Youssou N'Dour à l'IMA

Youssou N'Dour est en concert privé à l’Institut du Monde Arabe à Paris ce 6 octobre. En choisissant de faire halte dans ce lieu, le griot planétaire donne pleinement sens à son dernier opus, Egypte. L’IMA est devenu depuis sa création à la fin des années 1980 l’une des vitrines les plus reconnues du monde arabo-musulman en terre occidentale.

Concert de paix entre Orient, Afrique et Occident

Youssou N'Dour est en concert privé à l’Institut du Monde Arabe à Paris ce 6 octobre. En choisissant de faire halte dans ce lieu, le griot planétaire donne pleinement sens à son dernier opus, Egypte. L’IMA est devenu depuis sa création à la fin des années 1980 l’une des vitrines les plus reconnues du monde arabo-musulman en terre occidentale.

L’IMA a pour mission de défendre à Paris la culture arabo-musulmane, et les échanges entre les peuples. Y communier avec son public a donc valeur de symbole pour Youssou N'Dour. Egypte, son dernier album se veut une réponse à ceux qui ne voient plus que barbarie en l’Orient, suite notamment aux événements du 11 septembre 2001. Face à une actualité internationale tendue, Youssou N'Dour rappelle à tous l’utopie d’une religion, porteuse de tolérance et de respect envers l’autre. 

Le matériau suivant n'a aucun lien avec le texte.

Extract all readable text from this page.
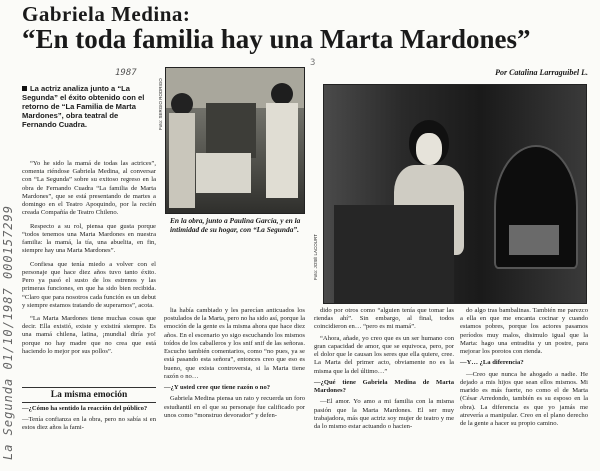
Gabriela Medina:
“En toda familia hay una Marta Mardones”
Por Catalina Larraguibel L.
La Segunda 01/10/1987 000157299
1987
3
La actriz analiza junto a “La Segunda” el éxito obtenido con el retorno de “La Familia de Marta Mardones”, obra teatral de Fernando Cuadra.

“Yo he sido la mamá de todas las actrices”, comenta riéndose Gabriela Medina, al conversar con “La Segunda” sobre su exitoso regreso en la obra de Fernando Cuadra “La familia de Marta Mardones”, que se está presentando de martes a domingo en el Teatro Apoquindo, por la recién creada Compañía de Teatro Chileno.

Respecto a su rol, piensa que gusta porque “todos tenemos una Marta Mardones en nuestra familia: la mamá, la tía, una abuelita, en fin, siempre hay una Marta Mardones”.

Confiesa que tenía miedo a volver con el personaje que hace diez años tuvo tanto éxito. Pero ya pasó el susto de los estrenos y las primeras funciones, en que ha sido bien recibida. “Claro que para nosotros cada función es un debut y siempre estamos tratando de superarnos”, acota.

“La Marta Mardones tiene muchas cosas que decir. Ella existió, existe y existirá siempre. Es una mamá chilena, latina, ¡mundial diría yo! porque no hay madre que no crea que está haciendo lo mejor por sus pollos”.

La misma emoción

—¿Cómo ha sentido la reacción del público?

—Tenía confianza en la obra, pero no sabía si en estos diez años la fami-

Foto: SERGIO RODRIGO
En la obra, junto a Paulina García, y en la intimidad de su hogar, con “La Segunda”.
Foto: JOSÉ LACOURT

lia había cambiado y les parecían anticuados los postulados de la Marta, pero no ha sido así, porque la emoción de la gente es la misma ahora que hace diez años. En el escenario yo sigo escuchando los mismos toídos de los caballeros y los snif snif de las señoras. Escucho también comentarios, como “no pues, ya se está pasando esta señora”, entonces creo que eso es bueno, que exista controversia, si la Marta tiene razón o no…

—¿Y usted cree que tiene razón o no?

Gabriela Medina piensa un rato y recuerda un foro estudiantil en el que su personaje fue calificado por unos como “monstruo devorador” y defen-

dido por otros como “alguien tenía que tomar las riendas ahí”. Sin embargo, al final, todos coincidieron en… “pero es mi mamá”.

“Ahora, añade, yo creo que es un ser humano con gran capacidad de amor, que se equivoca, pero, por el dolor que le causan los seres que ella quiere, cree. La Marta del primer acto, obviamente no es la misma que la del último…”

—¿Qué tiene Gabriela Medina de Marta Mardones?

—El amor. Yo amo a mi familia con la misma pasión que la Marta Mardones. El ser muy trabajadora, más que actriz soy mujer de teatro y me da lo mismo estar actuando o hacien-

do algo tras bambalinas. También me parezco a ella en que me encanta cocinar y cuando estamos pobres, porque los actores pasamos períodos muy malos, disimulo igual que la Marta: hago una entradita y un postre, para mejorar los porotos con rienda.

—Y… ¿La diferencia?

—Creo que nunca he ahogado a nadie. He dejado a mis hijos que sean ellos mismos. Mi marido es más fuerte, no como el de Marta (César Arredondo, también es su esposo en la obra). La diferencia es que yo jamás me atrevería a manipular. Creo en el plano derecho de la gente a hacer su propio camino.
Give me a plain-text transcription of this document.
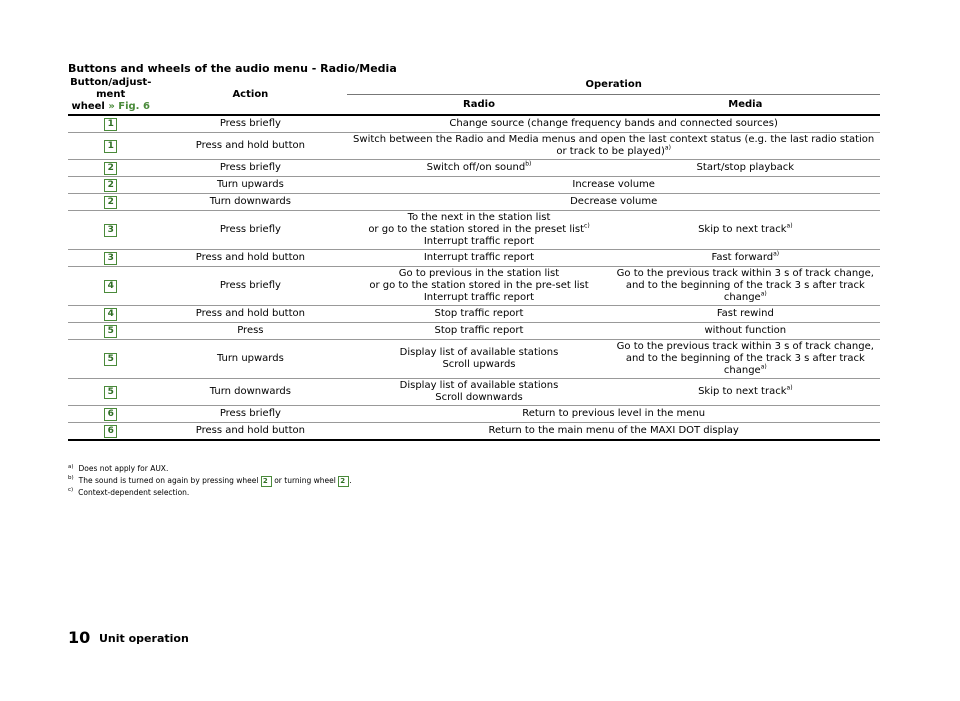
Buttons and wheels of the audio menu - Radio/Media
Button/adjust-
ment
wheel » Fig. 6	Action	Operation	
		Radio	Media
1	Press briefly	Change source (change frequency bands and connected sources)	
1	Press and hold button	Switch between the Radio and Media menus and open the last context status (e.g. the last radio station or track to be played)$^{a)}$
2	Press briefly	Switch off/on sound$^{b)}$	Start/stop playback
2	Turn upwards	Increase volume	
2	Turn downwards	Decrease volume	
3	Press briefly	To the next in the station list
or go to the station stored in the preset list$^{c)}$
Interrupt traffic report	Skip to next track$^{a)}$
3	Press and hold button	Interrupt traffic report	Fast forward$^{a)}$
4	Press briefly	Go to previous in the station list
or go to the station stored in the pre-set list
Interrupt traffic report	Go to the previous track within 3 s of track change,
and to the beginning of the track 3 s after track
change$^{a)}$
4	Press and hold button	Stop traffic report	Fast rewind
5	Press	Stop traffic report	without function
5	Turn upwards	Display list of available stations
Scroll upwards	Go to the previous track within 3 s of track change,
and to the beginning of the track 3 s after track
change$^{a)}$
5	Turn downwards	Display list of available stations
Scroll downwards	Skip to next track$^{a)}$
6	Press briefly	Return to previous level in the menu	
6	Press and hold button	Return to the main menu of the MAXI DOT display	
$^{a)}$ Does not apply for AUX.
$^{b)}$ The sound is turned on again by pressing wheel 2 or turning wheel 2 .
$^{c)}$ Context-dependent selection.
10 Unit operation
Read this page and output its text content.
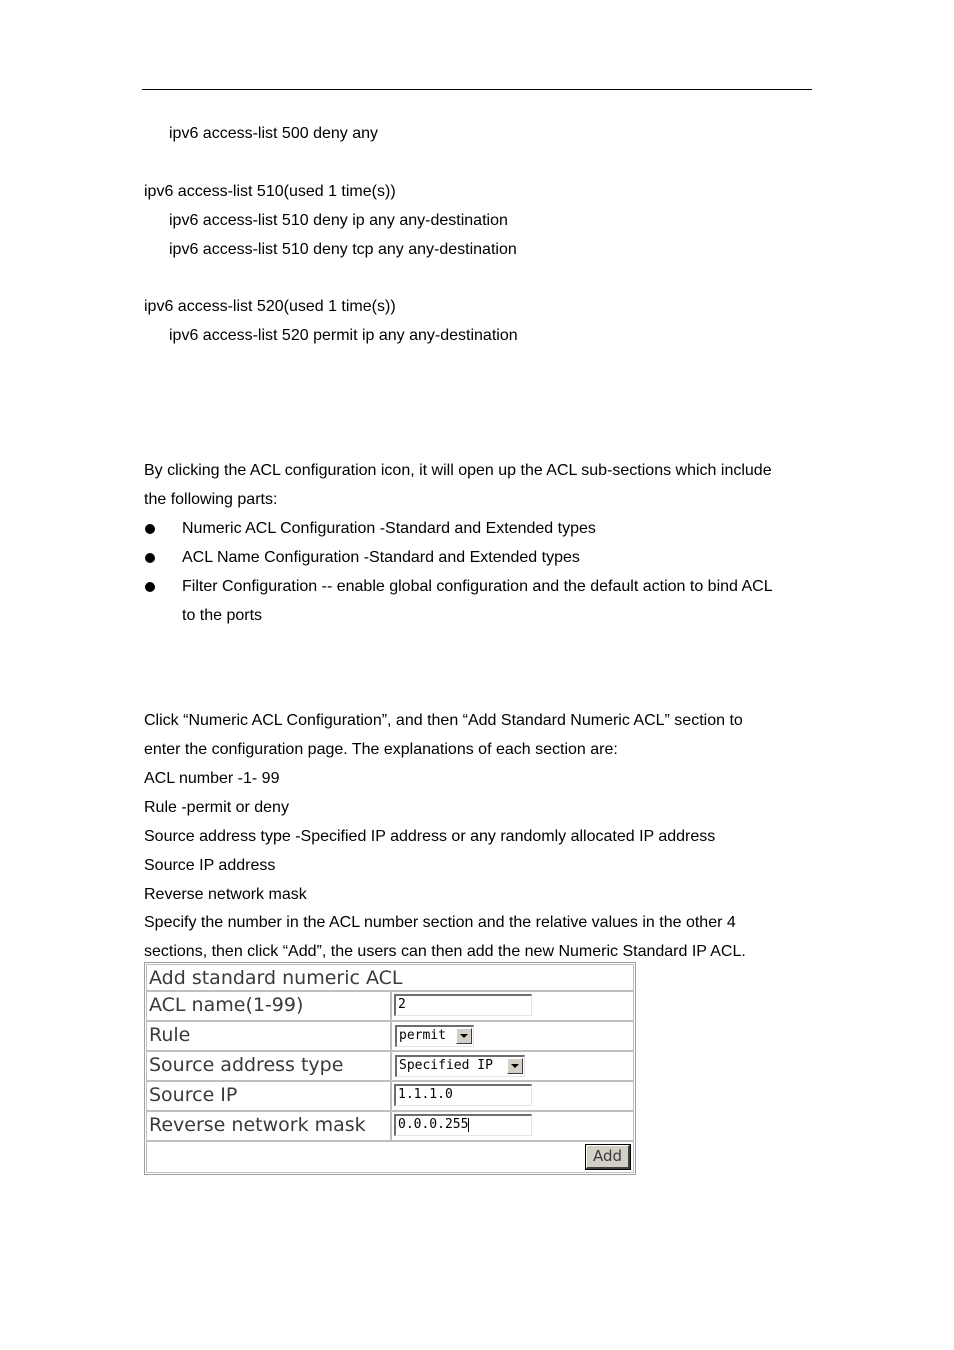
ipv6 access-list 500 deny any
ipv6 access-list 510(used 1 time(s))
ipv6 access-list 510 deny ip any any-destination
ipv6 access-list 510 deny tcp any any-destination
ipv6 access-list 520(used 1 time(s))
ipv6 access-list 520 permit ip any any-destination
By clicking the ACL configuration icon, it will open up the ACL sub-sections which include
the following parts:
Numeric ACL Configuration -Standard and Extended types
ACL Name Configuration -Standard and Extended types
Filter Configuration -- enable global configuration and the default action to bind ACL
to the ports
Click “Numeric ACL Configuration”, and then “Add Standard Numeric ACL” section to
enter the configuration page. The explanations of each section are:
ACL number -1- 99
Rule -permit or deny
Source address type -Specified IP address or any randomly allocated IP address
Source IP address
Reverse network mask
Specify the number in the ACL number section and the relative values in the other 4
sections, then click “Add”, the users can then add the new Numeric Standard IP ACL.
Add standard numeric ACL
ACL name(1-99)	2
Rule	permit
Source address type	Specified IP
Source IP	1.1.1.0
Reverse network mask	0.0.0.255
Add
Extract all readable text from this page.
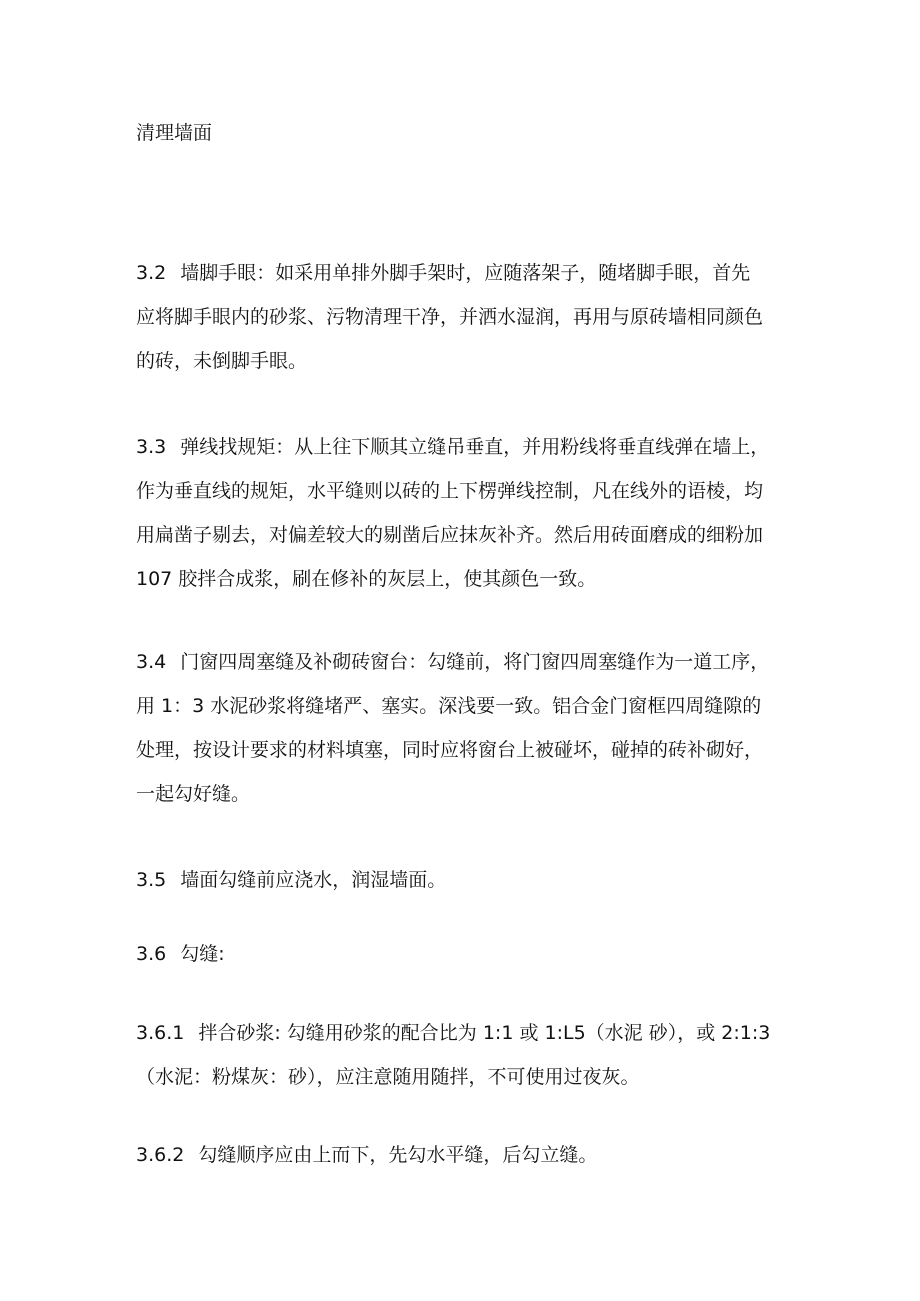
清理墙面

3.2 墙脚手眼：如采用单排外脚手架时，应随落架子，随堵脚手眼，首先
应将脚手眼内的砂浆、污物清理干净，并洒水湿润，再用与原砖墙相同颜色
的砖，未倒脚手眼。
3.3 弹线找规矩：从上往下顺其立缝吊垂直，并用粉线将垂直线弹在墙上，
作为垂直线的规矩，水平缝则以砖的上下楞弹线控制，凡在线外的语棱，均
用扁凿子剔去，对偏差较大的剔凿后应抹灰补齐。然后用砖面磨成的细粉加
107 胶拌合成浆，刷在修补的灰层上，使其颜色一致。
3.4 门窗四周塞缝及补砌砖窗台：勾缝前，将门窗四周塞缝作为一道工序，
用 1：3 水泥砂浆将缝堵严、塞实。深浅要一致。铝合金门窗框四周缝隙的
处理，按设计要求的材料填塞，同时应将窗台上被碰坏，碰掉的砖补砌好，
一起勾好缝。
3.5 墙面勾缝前应浇水，润湿墙面。
3.6 勾缝:
3.6.1 拌合砂浆: 勾缝用砂浆的配合比为 1:1 或 1:L5（水泥 砂），或 2:1:3
（水泥：粉煤灰：砂），应注意随用随拌，不可使用过夜灰。
3.6.2 勾缝顺序应由上而下，先勾水平缝，后勾立缝。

Son album nous dévoile un visage peu familier, aussi bien au public arabe qu’au public occidental, celui de l’islam africain. A l’heure où les uns et les autres théorisent sans fin sur le choc des civilisations, en réduisant abusivement le monde en deux blocs monolithes, l'artiste sénégalais donne voix au Continent noir, en démontrant que la rencontre, souvent violente, entre des "mondes" éloignés peut donner naissance malgré tout à un véritable dialogue entre les peuples. Qui ne sait aujourd’hui ce que le monde arabe avait fait de l’Afrique, bien avant l’Europe coloniale? Une réserve d’esclaves et de richesses diverses et variées. Les milles et une nuit sont encore là pour en témoigner.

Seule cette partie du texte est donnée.